The initial risk-based questions companies were asking addressed the immediate crisis. How safe, according to Archambeau, are a company's employees, customers, and suppliers? The next step was digging into operational impact, and reevaluating cash and capital spending. "Given all this new data, no matter how you're being impacted, the process that you go through is actually very similar," regardless of industry, she said.
The new customer
Companies are past the point of crisis mitigation and are now looking to potential, advantageous trends that will keep them from falling behind a crawling economy.
Comcast, for example, formed a "COVID[-19] steering committee" that included personnel in cybersecurity, operations, HR, and a medical officer to ensure employees remained engaged in their job, according to Kenneth Bacon, board member for Comcast and Ally Financial, and co-founder and managing partner of RailField Realty Partners, during the panel.

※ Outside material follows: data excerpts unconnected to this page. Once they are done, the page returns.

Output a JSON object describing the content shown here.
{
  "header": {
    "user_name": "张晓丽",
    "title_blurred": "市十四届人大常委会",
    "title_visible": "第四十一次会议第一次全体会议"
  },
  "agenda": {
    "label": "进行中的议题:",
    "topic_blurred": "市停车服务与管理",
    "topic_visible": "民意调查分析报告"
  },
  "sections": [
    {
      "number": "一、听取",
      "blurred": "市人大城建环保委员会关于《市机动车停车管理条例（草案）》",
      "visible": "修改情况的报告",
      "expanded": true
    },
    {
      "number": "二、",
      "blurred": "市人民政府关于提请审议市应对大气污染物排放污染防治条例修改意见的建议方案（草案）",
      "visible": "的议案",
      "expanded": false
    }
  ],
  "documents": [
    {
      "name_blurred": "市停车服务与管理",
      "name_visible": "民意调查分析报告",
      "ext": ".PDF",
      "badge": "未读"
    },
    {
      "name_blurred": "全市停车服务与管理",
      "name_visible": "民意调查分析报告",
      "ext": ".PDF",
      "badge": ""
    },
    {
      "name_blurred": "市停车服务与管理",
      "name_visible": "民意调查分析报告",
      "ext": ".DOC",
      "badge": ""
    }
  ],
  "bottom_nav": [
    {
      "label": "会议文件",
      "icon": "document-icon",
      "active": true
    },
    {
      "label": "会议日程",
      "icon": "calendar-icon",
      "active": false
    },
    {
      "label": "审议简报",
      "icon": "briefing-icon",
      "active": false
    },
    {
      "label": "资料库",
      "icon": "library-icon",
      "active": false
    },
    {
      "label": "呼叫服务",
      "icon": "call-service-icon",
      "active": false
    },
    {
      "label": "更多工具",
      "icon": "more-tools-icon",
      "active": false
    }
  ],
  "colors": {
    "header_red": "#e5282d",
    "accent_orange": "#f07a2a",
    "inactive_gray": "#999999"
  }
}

Prior to the pandemic, Comcast customers were conditioned to think when something goes wrong, such as hurricanes, they want a human voice instead of a digital solution, said Bacon. But during the pandemic, there are customers who don't want a service person in their house. This was an opportunity to sharpen the company's digital services, or accelerate the ones already underway.

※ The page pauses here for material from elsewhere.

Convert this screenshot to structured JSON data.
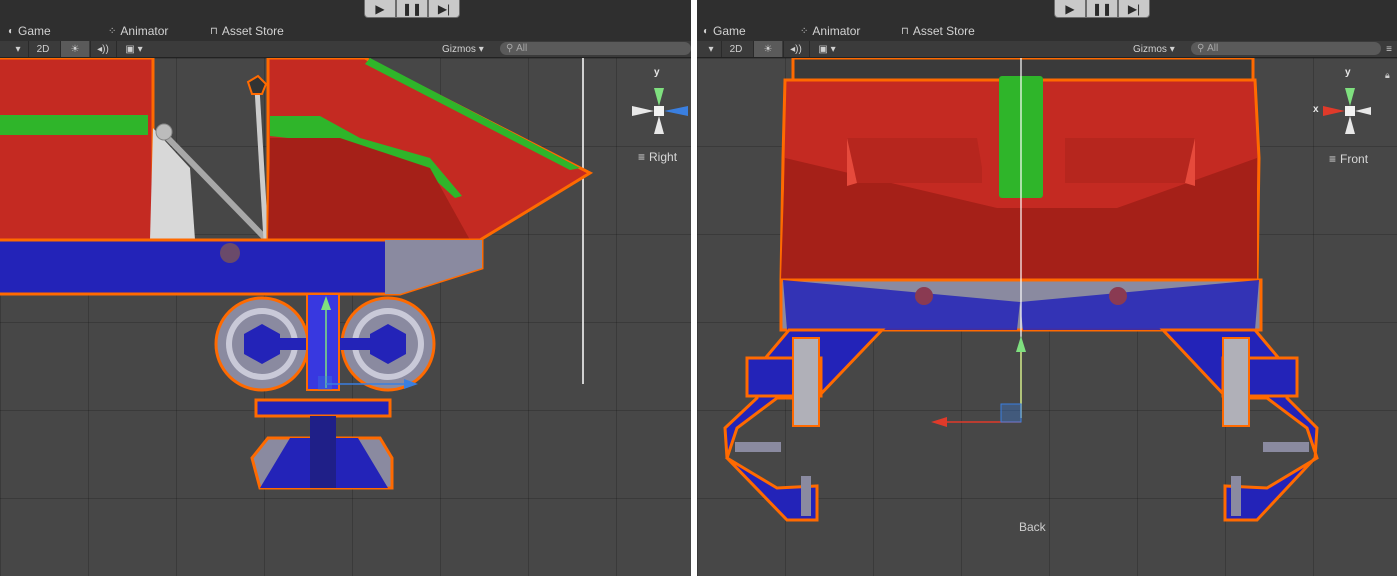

Companies spent years dedicated to understanding their customers and preferences, but with COVID-19, "people have been on lockdown for long enough for new habits to be formed," said Samantha Ravich, chairman of the board at Center for Cyber and Technology Innovation and vice chair at the President's Intelligence Advisory Board, during the panel. It's only supposed to take about two months for people to establish new habits.

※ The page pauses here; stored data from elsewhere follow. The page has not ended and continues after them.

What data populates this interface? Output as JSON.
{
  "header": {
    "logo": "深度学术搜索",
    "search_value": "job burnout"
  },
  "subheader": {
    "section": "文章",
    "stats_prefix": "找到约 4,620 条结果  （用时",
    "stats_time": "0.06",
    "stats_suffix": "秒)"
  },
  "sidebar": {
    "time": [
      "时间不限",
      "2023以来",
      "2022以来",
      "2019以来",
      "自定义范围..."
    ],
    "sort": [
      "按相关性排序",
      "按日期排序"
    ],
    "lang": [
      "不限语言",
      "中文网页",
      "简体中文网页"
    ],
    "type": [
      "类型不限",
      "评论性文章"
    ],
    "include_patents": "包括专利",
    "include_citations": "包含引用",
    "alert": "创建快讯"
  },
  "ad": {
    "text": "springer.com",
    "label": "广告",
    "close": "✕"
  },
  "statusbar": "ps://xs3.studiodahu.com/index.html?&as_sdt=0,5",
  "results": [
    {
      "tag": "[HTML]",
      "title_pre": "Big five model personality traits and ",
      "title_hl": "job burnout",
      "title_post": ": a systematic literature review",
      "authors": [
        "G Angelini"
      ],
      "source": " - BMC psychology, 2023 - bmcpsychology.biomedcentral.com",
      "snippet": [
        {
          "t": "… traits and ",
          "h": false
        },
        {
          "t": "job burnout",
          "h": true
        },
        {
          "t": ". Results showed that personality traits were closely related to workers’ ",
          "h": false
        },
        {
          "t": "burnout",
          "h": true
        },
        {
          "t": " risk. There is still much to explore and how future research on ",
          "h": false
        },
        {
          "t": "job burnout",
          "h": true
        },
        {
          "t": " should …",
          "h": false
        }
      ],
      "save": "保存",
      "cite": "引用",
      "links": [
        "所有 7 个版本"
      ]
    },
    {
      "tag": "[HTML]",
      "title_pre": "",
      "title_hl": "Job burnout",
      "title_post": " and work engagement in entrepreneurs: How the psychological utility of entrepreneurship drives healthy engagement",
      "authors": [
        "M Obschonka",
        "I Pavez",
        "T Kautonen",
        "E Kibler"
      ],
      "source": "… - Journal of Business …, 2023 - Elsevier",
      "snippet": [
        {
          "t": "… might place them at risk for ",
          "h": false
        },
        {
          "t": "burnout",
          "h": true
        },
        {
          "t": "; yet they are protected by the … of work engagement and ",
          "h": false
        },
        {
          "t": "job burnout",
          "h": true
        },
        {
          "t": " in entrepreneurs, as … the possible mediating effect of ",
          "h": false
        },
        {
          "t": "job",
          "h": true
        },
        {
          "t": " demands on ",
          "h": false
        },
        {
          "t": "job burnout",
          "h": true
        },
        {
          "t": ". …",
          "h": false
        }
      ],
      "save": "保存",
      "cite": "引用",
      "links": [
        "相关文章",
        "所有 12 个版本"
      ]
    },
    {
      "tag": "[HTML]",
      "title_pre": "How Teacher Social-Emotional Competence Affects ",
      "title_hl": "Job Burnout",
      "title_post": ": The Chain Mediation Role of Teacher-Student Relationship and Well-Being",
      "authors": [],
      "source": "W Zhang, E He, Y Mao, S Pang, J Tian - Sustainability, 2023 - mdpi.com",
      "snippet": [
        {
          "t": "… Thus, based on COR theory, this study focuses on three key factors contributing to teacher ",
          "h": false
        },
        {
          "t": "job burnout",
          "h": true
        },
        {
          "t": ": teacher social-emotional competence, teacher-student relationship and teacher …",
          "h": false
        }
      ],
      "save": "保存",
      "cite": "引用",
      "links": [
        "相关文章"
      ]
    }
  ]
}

"How they behave, how their behaviors are going to change, and how that impacts how they want to interact with each of the different companies is also going to be a challenge," said Ravich. "The companies that figured it out faster and got in front of it, indeed will win."
Ally Financial is one company dealing with pandemic-induced headwinds from consumer behaviors. Because of the recession, consumers have asked for increased support in forbearance programs on loans. Ally had to scale customer support to meet new call demands.
"Usually at a bank, when you make a change in a program, you take months to do that," said Bacon.
The company used technology to track bottlenecks where productivity stalled or where usage errors arose. Risk management, or the second line, had to work "hand in hand" with Ally's first line employees than what it normally would be, said Bacon. But the first line employees, because of COVID-19, have been involved in a more regular basis, all without meeting in person.
Selective risks with payoffs
Though an enabler, technology presents risk with every new deployment. The "more positive" side of adopting new technologies is finding nuances in smaller developments, such as AI that is dedicated to small sample-sized data.
The smaller data amounts means companies "don't need tens of millions of data points, perhaps you can have computers learn consumer behavior from a much smaller sample size, and it can be anonymized," said Ravich. The process could allow companies to understand their customers quicker.
Ally has to make credit decisions faster as its customer base faces economic uncertainty. "And it's often harder to get data, because so many people are shut down," said Bacon. "We've had to become more expert in the use of alternative data."
The change has accelerated certain processes, the bank has tried to avoid "coming up with entirely new policies," so it wouldn't threaten the integrity of its policies, he said. All risk-based changes have to have the approval of its regulators and internal auditors.
"Companies are looking to technology to actually help them get through not only this period, but frankly, position them for their strategic plans," said Ravich. "Even if overall budgets decline, technology will not decline as much."